Wi Thian-bing tertawa tergelak-gelak, katanya: "Benar, jikalau kau membunuh mereka, pasti ada orang mengatakan kau ini seorang yang tak berbudi, tidak kenal cinta kasih dan tidak tahu diri."
"Oleh karena itu mereka tidak boleh dibunuh."
"Memang tidak boleh, siapa bilang hendak membunuh mereka, biar kubunuh dia lebih dulu."
"Apa lagi bukan kerja gampang untuk memberantas mereka"
"Memang bedebah itu boleh juga"
"Sosok dari orang-orang itu mungkin tidak menakutkan, yang harus ditakuti adalah jago-jago berani mati yang dipimpinnya itu."
"Jago-jago berani mati? Apa maksudnya?", tanya Wi Thian-bing tidak mengerti.
"Maksudnya bahwa orang-orang itu setiap waktu siap berkorban demi kepentingannya."
"Memangnya mereka tidak ingin hidup?"
"Orang yang tidak pikirkan mati hidup sendiri justru merupakan musuh yang paling menakutkan. Ilmu silat yang berani mati adalah ilmu silat yang paling menakutkan pula."
Wi Thian-bing diam saja, dia menunggu penjelasan lebih lanjut.
"Karena sekali tabas kau membunuhnya, diapun akan membunuhmu dengan sekali tabasan pula."
Agaknya Wi Thian-bing kurang puas akan penjelasan ini, alisnya berkerut.
Lekas Han Tin menambahkan: "Walau kau lebih cepat turun tangan dari dia, tapi dikala kau membunuhnya, dia masih sempat membalas membunuhmu, karena begitu golokmu membacok, hakikatnya dia tidak berkelit, juga tidak berusaha menghindar, oleh karena itu pada saat golokmu membacok badannya, dia masih punya waktu untuk membunuhmu."

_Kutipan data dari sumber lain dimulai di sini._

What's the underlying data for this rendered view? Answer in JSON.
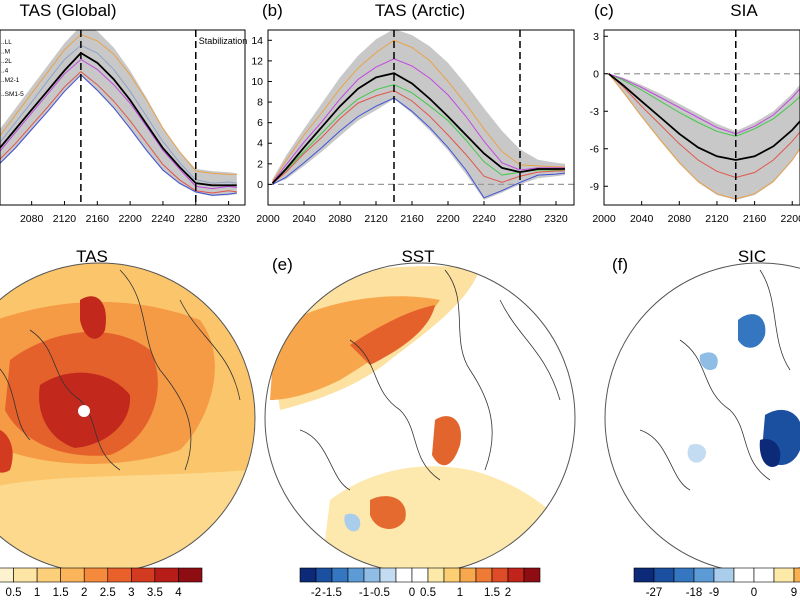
{
  "chart_data": [
    {
      "type": "line",
      "panel": "a",
      "title": "TAS (Global)",
      "x_range": [
        2000,
        2340
      ],
      "y_range": [
        -1,
        15
      ],
      "x_ticks": [
        "2080",
        "2120",
        "2160",
        "2200",
        "2240",
        "2280",
        "2320"
      ],
      "legend": [
        "..LL",
        "..M",
        "..2L",
        "..4",
        "..M2-1",
        "..SM1-5"
      ],
      "annotations": [
        {
          "x": 2140,
          "style": "dashed"
        },
        {
          "x": 2280,
          "style": "dashed",
          "text": "Stabilization"
        }
      ],
      "x": [
        2000,
        2020,
        2040,
        2060,
        2080,
        2100,
        2120,
        2140,
        2160,
        2180,
        2200,
        2220,
        2240,
        2260,
        2280,
        2300,
        2320,
        2330
      ],
      "band_upper": [
        1.8,
        3.8,
        5.8,
        7.8,
        9.8,
        11.8,
        13.8,
        15.4,
        14.9,
        13.4,
        11.3,
        8.8,
        6.1,
        3.9,
        2.3,
        2.1,
        2.0,
        1.9
      ],
      "band_lower": [
        0,
        1.2,
        2.6,
        4.1,
        5.8,
        7.5,
        9.3,
        10.8,
        9.4,
        7.8,
        5.9,
        3.9,
        2.1,
        0.9,
        0.1,
        -0.2,
        -0.1,
        0
      ],
      "series": [
        {
          "name": "ensemble mean",
          "color": "#000000",
          "values": [
            1.0,
            2.5,
            4.1,
            5.9,
            7.7,
            9.5,
            11.3,
            12.9,
            12.0,
            10.5,
            8.6,
            6.4,
            4.2,
            2.5,
            1.0,
            0.8,
            0.8,
            0.8
          ]
        },
        {
          "name": "member 1",
          "color": "#e8a24a",
          "values": [
            1.6,
            3.4,
            5.2,
            7.2,
            9.2,
            11.2,
            13.2,
            14.6,
            14.0,
            12.8,
            10.9,
            8.6,
            6.0,
            3.9,
            2.1,
            1.9,
            1.8,
            1.8
          ]
        },
        {
          "name": "member 2",
          "color": "#8ea3c8",
          "values": [
            1.2,
            2.9,
            4.6,
            6.5,
            8.4,
            10.4,
            12.3,
            13.6,
            12.9,
            11.4,
            9.4,
            7.1,
            4.8,
            2.9,
            1.3,
            1.0,
            1.1,
            1.0
          ]
        },
        {
          "name": "member 3",
          "color": "#c14adf",
          "values": [
            0.8,
            2.2,
            3.8,
            5.6,
            7.4,
            9.2,
            11.0,
            12.3,
            11.4,
            10.0,
            8.3,
            6.2,
            4.0,
            2.3,
            0.7,
            0.5,
            0.7,
            0.6
          ]
        },
        {
          "name": "member 4",
          "color": "#e0564b",
          "values": [
            0.4,
            1.7,
            3.1,
            4.6,
            6.3,
            8.0,
            9.8,
            11.2,
            10.0,
            8.5,
            6.7,
            4.7,
            2.7,
            1.3,
            0.3,
            0.1,
            0.3,
            0.2
          ]
        },
        {
          "name": "member 5",
          "color": "#4051d9",
          "values": [
            0.1,
            1.3,
            2.7,
            4.2,
            5.9,
            7.6,
            9.4,
            10.9,
            9.5,
            7.9,
            6.0,
            4.0,
            2.2,
            1.0,
            0.2,
            -0.1,
            0.0,
            0.1
          ]
        }
      ]
    },
    {
      "type": "line",
      "panel": "b",
      "title": "TAS (Arctic)",
      "label": "(b)",
      "x_range": [
        2000,
        2340
      ],
      "y_range": [
        -2,
        15
      ],
      "x_ticks": [
        "2000",
        "2040",
        "2080",
        "2120",
        "2160",
        "2200",
        "2240",
        "2280",
        "2320"
      ],
      "y_ticks": [
        "0",
        "2",
        "4",
        "6",
        "8",
        "10",
        "12",
        "14"
      ],
      "zero_line": 0,
      "annotations": [
        {
          "x": 2140,
          "style": "dashed"
        },
        {
          "x": 2280,
          "style": "dashed"
        }
      ],
      "x": [
        2005,
        2020,
        2040,
        2060,
        2080,
        2100,
        2120,
        2140,
        2160,
        2180,
        2200,
        2220,
        2240,
        2260,
        2280,
        2300,
        2320,
        2330
      ],
      "band_upper": [
        0.5,
        2.8,
        5.4,
        7.9,
        10.4,
        12.5,
        14.1,
        15.1,
        14.5,
        13.4,
        11.8,
        9.7,
        7.4,
        5.2,
        3.4,
        2.4,
        2.1,
        2.0
      ],
      "band_lower": [
        0,
        0.5,
        1.8,
        3.2,
        4.7,
        6.2,
        7.2,
        8.3,
        6.9,
        5.2,
        3.3,
        1.0,
        -1.5,
        -0.8,
        0,
        0.6,
        0.8,
        0.9
      ],
      "series": [
        {
          "name": "ensemble mean",
          "color": "#000000",
          "values": [
            0.1,
            1.5,
            3.6,
            5.6,
            7.6,
            9.3,
            10.4,
            10.8,
            9.8,
            8.3,
            6.6,
            4.8,
            3.0,
            1.6,
            1.2,
            1.5,
            1.5,
            1.5
          ]
        },
        {
          "name": "member 1",
          "color": "#e8a24a",
          "values": [
            0.3,
            2.3,
            4.8,
            7.0,
            9.3,
            11.3,
            12.8,
            14.0,
            13.3,
            12.0,
            10.0,
            7.8,
            5.4,
            3.2,
            1.9,
            1.8,
            1.7,
            1.7
          ]
        },
        {
          "name": "member 2",
          "color": "#c14adf",
          "values": [
            0.2,
            1.9,
            4.1,
            6.1,
            8.3,
            10.2,
            11.4,
            12.2,
            11.5,
            10.3,
            8.7,
            6.6,
            4.2,
            2.1,
            1.4,
            1.6,
            1.6,
            1.6
          ]
        },
        {
          "name": "member 3",
          "color": "#43c84a",
          "values": [
            0.1,
            1.4,
            3.2,
            5.0,
            6.8,
            8.3,
            9.2,
            9.7,
            8.9,
            7.6,
            6.2,
            4.3,
            2.2,
            0.9,
            1.2,
            1.4,
            1.4,
            1.3
          ]
        },
        {
          "name": "member 4",
          "color": "#e0564b",
          "values": [
            0.1,
            1.2,
            3.0,
            4.6,
            6.4,
            7.9,
            8.6,
            9.1,
            8.1,
            6.6,
            4.8,
            2.9,
            0.8,
            0.2,
            0.8,
            1.2,
            1.3,
            1.3
          ]
        },
        {
          "name": "member 5",
          "color": "#4051d9",
          "values": [
            0.0,
            0.7,
            2.1,
            3.6,
            5.2,
            6.6,
            7.6,
            8.4,
            7.1,
            5.5,
            3.6,
            1.4,
            -1.3,
            -0.6,
            0.2,
            0.9,
            1.0,
            1.1
          ]
        }
      ]
    },
    {
      "type": "line",
      "panel": "c",
      "title": "SIA",
      "label": "(c)",
      "x_range": [
        2000,
        2340
      ],
      "y_range": [
        -10.5,
        3.5
      ],
      "x_ticks": [
        "2000",
        "2040",
        "2080",
        "2120",
        "2160",
        "2200"
      ],
      "y_ticks": [
        "3",
        "0",
        "-3",
        "-6",
        "-9"
      ],
      "zero_line": 0,
      "annotations": [
        {
          "x": 2140,
          "style": "dashed"
        }
      ],
      "x": [
        2005,
        2020,
        2040,
        2060,
        2080,
        2100,
        2120,
        2140,
        2160,
        2180,
        2200,
        2220,
        2240
      ],
      "band_upper": [
        0,
        -0.3,
        -0.9,
        -1.6,
        -2.4,
        -3.2,
        -4.0,
        -4.6,
        -3.9,
        -3.0,
        -1.6,
        0.2,
        2.0
      ],
      "band_lower": [
        0,
        -1.5,
        -3.5,
        -5.4,
        -7.2,
        -8.7,
        -9.7,
        -10.1,
        -9.7,
        -8.7,
        -7.0,
        -4.8,
        -2.6
      ],
      "series": [
        {
          "name": "ensemble mean",
          "color": "#000000",
          "values": [
            0,
            -0.9,
            -2.2,
            -3.5,
            -4.8,
            -5.9,
            -6.6,
            -6.9,
            -6.6,
            -5.8,
            -4.5,
            -2.8,
            -1.0
          ]
        },
        {
          "name": "member 1",
          "color": "#43c84a",
          "values": [
            0,
            -0.5,
            -1.3,
            -2.2,
            -3.1,
            -3.9,
            -4.6,
            -5.0,
            -4.4,
            -3.6,
            -2.4,
            -1.0,
            0.6
          ]
        },
        {
          "name": "member 2",
          "color": "#c14adf",
          "values": [
            0,
            -0.4,
            -1.1,
            -1.9,
            -2.7,
            -3.5,
            -4.3,
            -4.8,
            -4.2,
            -3.3,
            -1.9,
            -0.2,
            1.8
          ]
        },
        {
          "name": "member 3",
          "color": "#e0564b",
          "values": [
            0,
            -1.0,
            -2.6,
            -4.1,
            -5.6,
            -6.9,
            -7.8,
            -8.3,
            -7.9,
            -6.9,
            -5.4,
            -3.6,
            -1.8
          ]
        },
        {
          "name": "member 4",
          "color": "#e8a24a",
          "values": [
            0,
            -1.4,
            -3.4,
            -5.3,
            -7.1,
            -8.6,
            -9.6,
            -10.0,
            -9.6,
            -8.6,
            -6.9,
            -4.7,
            -2.5
          ]
        }
      ]
    },
    {
      "type": "heatmap",
      "panel": "d",
      "title": "TAS",
      "colorbar_ticks": [
        "0.5",
        "1",
        "1.5",
        "2",
        "2.5",
        "3",
        "3.5",
        "4"
      ],
      "colorbar_colors": [
        "#fdf2cf",
        "#fde5a6",
        "#fccf7a",
        "#fbb45a",
        "#f58a3c",
        "#e9602a",
        "#d23b20",
        "#b61d19",
        "#8e0d13"
      ]
    },
    {
      "type": "heatmap",
      "panel": "e",
      "title": "SST",
      "label": "(e)",
      "colorbar_ticks": [
        "-2",
        "-1.5",
        "-1",
        "-0.5",
        "0",
        "0.5",
        "1",
        "1.5",
        "2"
      ],
      "colorbar_colors": [
        "#0c2a78",
        "#1b4fa0",
        "#3576c1",
        "#5c9bd6",
        "#8fbde6",
        "#c3dcf1",
        "#ffffff",
        "#ffffff",
        "#fdeaa8",
        "#fbcf72",
        "#f8a84c",
        "#ef7a36",
        "#dd4c26",
        "#c0241b",
        "#8e0d13"
      ]
    },
    {
      "type": "heatmap",
      "panel": "f",
      "title": "SIC",
      "label": "(f)",
      "colorbar_ticks": [
        "-27",
        "-18",
        "-9",
        "0",
        "9"
      ],
      "colorbar_colors": [
        "#0c2a78",
        "#1b4fa0",
        "#3576c1",
        "#5c9bd6",
        "#a9cdea",
        "#ffffff",
        "#ffffff",
        "#fdeaa8",
        "#f8b050"
      ]
    }
  ],
  "labels": {
    "stabilization": "Stabilization",
    "title_a": "TAS (Global)",
    "title_b": "TAS (Arctic)",
    "title_c": "SIA",
    "title_d": "TAS",
    "title_e": "SST",
    "title_f": "SIC",
    "label_b": "(b)",
    "label_c": "(c)",
    "label_e": "(e)",
    "label_f": "(f)"
  },
  "colors": {
    "band_fill": "#c8c8c8",
    "panel_border": "#000000"
  }
}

Tiba-tiba Wi Thian-bing maju mendekat, dengan keras dia tepuk pundak orang, katanya: "Uraian bagus! Uraian masuk di akal."
Han Tin mengawasinya saja tanpa bersuara, sekilas pandang, dia sudah mengerti maksudnya.
Kalau bukan musuh yang harus diberantas, maka dia termasuk kawan sendiri, harus dirangkul. Ini bukan saja merupakan prinsip bagi Wi Thian-bing, sejak jaman dahulu kala, seluruh keluarga besar atau pentolan Bu-lim berkuasa mempunyai prinsip yang seperti ini. Bagi orang-orang seperti mereka, prinsip ini jelas jitu dan tak terkalahkan.

"Tong Lotoa pernah bilang," Han Tin berkata lebih lanjut, "mereka hendak pergi ke kota Tiang-an."
Wi Thian-bing manggut-manggut, katanya: "Kabarnya Leng-hiang-wan adalah sebuah tempat bagus, sejak lama aku sudah ingin berkunjung ke sana."
"Leng-hiang-wan merupakan sebidang tanah luas beberapa hektar, di dalam taman tertanam laksaan pucuk kembang Bwe, sekarang sedang musimnya kembang Bwe mekar, karena itu...... '
"Oleh karena itu bagaimana?", Wi Thian-bing menegas.
"Kalau Bak Pek bisa berada di sana, kenapa kita tidak bisa ke sana pula?"
"Sudah tentu kita harus ke sana."
"Kalau mau ke sana, lebih baik seluruh tempat itu kita sewa dan monopoli sendiri."
"Akal bagus."
"Begitu Bak Pek ke sana, kita mengundangnya secara sopan, biar dia saksikan orang macam apa sebenarnya Wi-pat-tay-ya, jikalau dia bukan orang pikun, selanjutnya tentu takkan berani bertingkah di hadapan kita."
"Apakah dia orang pikun?"
"Tentunya bukan....."
Wi Thian-bing tepuk tangan sambil tertawa gelak-gelak, serunya: "Bagus, akal bagus."